But when Libertarian candidate Sean Haugh is named as a choice, he gets 8 percent of the vote, with Hagan at 42 percent, Tillis at 38 percent, and 13 percent unsure. This gives Tillis a 4 point gain and Hagan a 1 point gain since last month, with Haugh holding steady.

Delving deeper into the poll results, we find that Haugh wins the support of 9 percent of Republican voters, 4 percent of Democratic voters, and 12 percent of independent/other voters. A figure for Libertarian voters only was not given. Haugh has lost 2 percentage points each of Republican voters and independent/other voters since last month. That his overall percentage has held steady despite this indicates some irregularities in the polling methods.

Gender information was included in the poll. Women go 45 percent Hagan, 32 percent Tillis, 7 percent Haugh. Men go 44 percent Tillis, 38 percent Hagan, 9 percent Haugh. Since last month, women have shifted 5 points toward Tillis, 1 point toward Hagan, and 1 point away from Haugh; and men have shifted 2 points toward Tillis.

Race was also included in the poll, as White, African-American, or Other. Whites go 45 percent Tillis, 36 percent Hagan, 8 percent Haugh. African-Americans go 65 percent Hagan, 12 percent Tillis, 5 percent Haugh. Others go 39 percent Hagan, 30 percent Tillis, 9 percent Haugh. Since last month, Whites have shifted 4 points toward Hagan, 3 points toward Tillis, and 2 points away from Haugh; African-Americans have shifted 5 points toward Tillis, 1 point toward Haugh, and 8 points away from Hagan; and others have shifted 6 points toward each of Haugh and Tillis, and 10 points away from Hagan.

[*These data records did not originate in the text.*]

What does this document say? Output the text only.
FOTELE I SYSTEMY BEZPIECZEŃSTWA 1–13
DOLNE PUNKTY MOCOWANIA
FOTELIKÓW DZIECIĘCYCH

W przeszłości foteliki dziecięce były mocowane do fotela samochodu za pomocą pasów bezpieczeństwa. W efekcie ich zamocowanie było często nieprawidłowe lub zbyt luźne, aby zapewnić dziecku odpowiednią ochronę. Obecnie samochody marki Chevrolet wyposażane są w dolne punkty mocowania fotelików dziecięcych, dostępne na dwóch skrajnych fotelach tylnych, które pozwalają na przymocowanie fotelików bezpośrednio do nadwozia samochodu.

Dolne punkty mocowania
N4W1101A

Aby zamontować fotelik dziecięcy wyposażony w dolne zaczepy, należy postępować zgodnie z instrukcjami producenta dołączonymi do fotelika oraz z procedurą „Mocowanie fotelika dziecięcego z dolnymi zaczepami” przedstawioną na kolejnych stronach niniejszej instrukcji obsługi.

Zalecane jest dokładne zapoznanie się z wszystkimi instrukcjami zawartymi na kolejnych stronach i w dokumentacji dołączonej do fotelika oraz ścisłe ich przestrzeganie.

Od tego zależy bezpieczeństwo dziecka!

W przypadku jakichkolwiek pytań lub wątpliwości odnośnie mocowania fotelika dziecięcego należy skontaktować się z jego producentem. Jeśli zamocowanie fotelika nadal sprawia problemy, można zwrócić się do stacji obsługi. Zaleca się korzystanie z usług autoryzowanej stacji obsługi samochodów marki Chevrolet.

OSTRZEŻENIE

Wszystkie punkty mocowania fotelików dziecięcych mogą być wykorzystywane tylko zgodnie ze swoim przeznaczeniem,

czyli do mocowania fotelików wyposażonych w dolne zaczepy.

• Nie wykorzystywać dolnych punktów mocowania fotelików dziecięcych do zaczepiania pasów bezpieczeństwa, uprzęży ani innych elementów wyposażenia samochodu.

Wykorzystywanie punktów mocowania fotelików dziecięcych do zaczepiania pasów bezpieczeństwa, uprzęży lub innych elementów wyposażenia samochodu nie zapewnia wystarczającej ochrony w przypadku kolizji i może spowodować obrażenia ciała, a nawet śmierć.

The age of the respondents were grouped into 18-29, 30-45, 46-65, and 66+. Among 18-to-29-year-olds, Hagan has 33 percent, Tillis has 27 percent, and Haugh has 13 percent. Among 30-to-45-year-olds, Hagan has 36 percent, Tillis has 35 percent, and Haugh has 5 percent. Among 46-to-65-year-olds, Hagan has 46 percent, Tillis has 38 percent, and Haugh has 10 percent. Among people aged 66 or older, Hagan has 44 percent, Tillis has 42 percent, and Haugh has 5 percent. Since last month, 18-to-29-year-olds have shifted 10 points toward Tillis, 4 points toward Hagan, and 2 points away from Haugh; 30-to-45-year-olds have shifted 2 points toward Tillis, 3 points away from Haugh, and 5 points away from Hagan; 46-to-65-year-olds have shifted 3 points toward each of Hagan and Haugh, and 1 point toward Tillis; and people aged 66 or older have shifted 4 points toward each of Hagan and Tillis, and 4 points away from Haugh.

The ideologies of the respondents were grouped as very liberal, somewhat liberal, moderate, somewhat conservative, and very conservative. Among very liberal respondents, Hagan has 88 percent, Tillis has 5 percent, and Haugh has 2 percent. Among somewhat liberal respondents, Hagan has 78 percent, Tillis has 11 percent, and Haugh has 6 percent. Among moderate respondents, Hagan has 53 percent, Tillis has 21 percent, and Haugh has 8 percent. Among somewhat conservative respondents, Tillis has 63 percent, Hagan has 11 percent, and Haugh has 10 percent. Among very conservative respondents, Tillis has 74 percent, Haugh has 10 percent, and Hagan has 6 percent. Since last month, very liberal respondents have shifted 14 points toward Hagan, 1 point toward Tillis, and 6 points away from Haugh; somewhat liberal respondents have shifted 3 points toward Haugh, 2 points toward Hagan, and 1 point toward Tillis; moderate respondents have shifted 6 points toward Hagan, 1 point toward Tillis, and 3 points away from Haugh; somewhat conservative respondents have shifted 9 points toward Tillis, 2 points toward Haugh, and 4 points away from Hagan; and very conservative respondents have shifted 4 points toward Hagan, 3 points toward Tillis, 1 point toward Haugh.

The Libertarian Party is the only third party with a candidate running in the 2014 US Senate race in North Carolina, perhaps because it is the only third party that has been able to meet the strict ballot access requirements in North Carolina.